Die neue Einschätzung liegt in der Größenordnung, die die im Juli 2023 vorgelegte Fortschreibung der Nationalen Wasserstoffstrategie der Bundesregierung für 2030 annimmt.
Die neue Prognose nimmt allein für die Stahlindustrie im Jahr 2030 einen Bedarf von mindestens 28 Terawattstunden an. Beim Schwerlastverkehr steht nun ein Bedarf von 22 Terawattstunden, in der chemischen Industrie von mindestens 21 Terawattstunden.

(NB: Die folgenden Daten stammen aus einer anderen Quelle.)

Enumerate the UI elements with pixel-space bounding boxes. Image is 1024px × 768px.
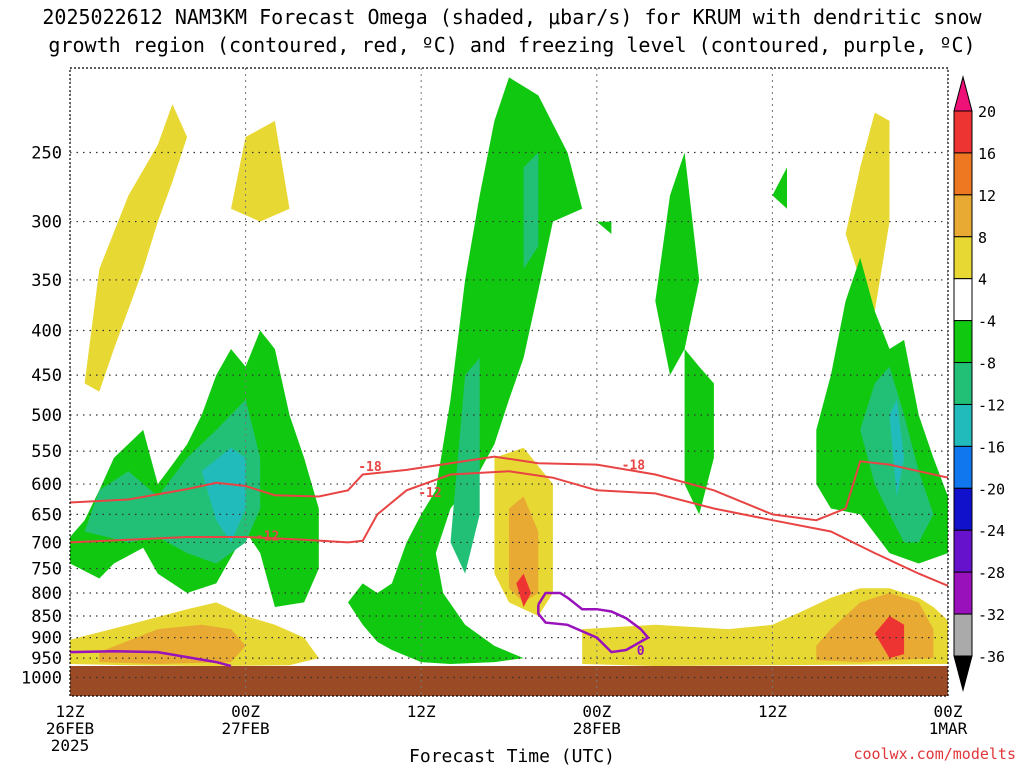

Wie das Ratsmitglied Uwe Lauber einräumte, müsse Deutschland beim Hochlauf der Wasserstoffwirtschaft vorankommen, „[w]enn wir nicht Schlusslicht beim Wirtschaftswachstum der Industriestaaten“ bleiben wollen. „Scheitern wir hier in Deutschland, scheitern wir auch bei unseren Klimaschutzzielen“.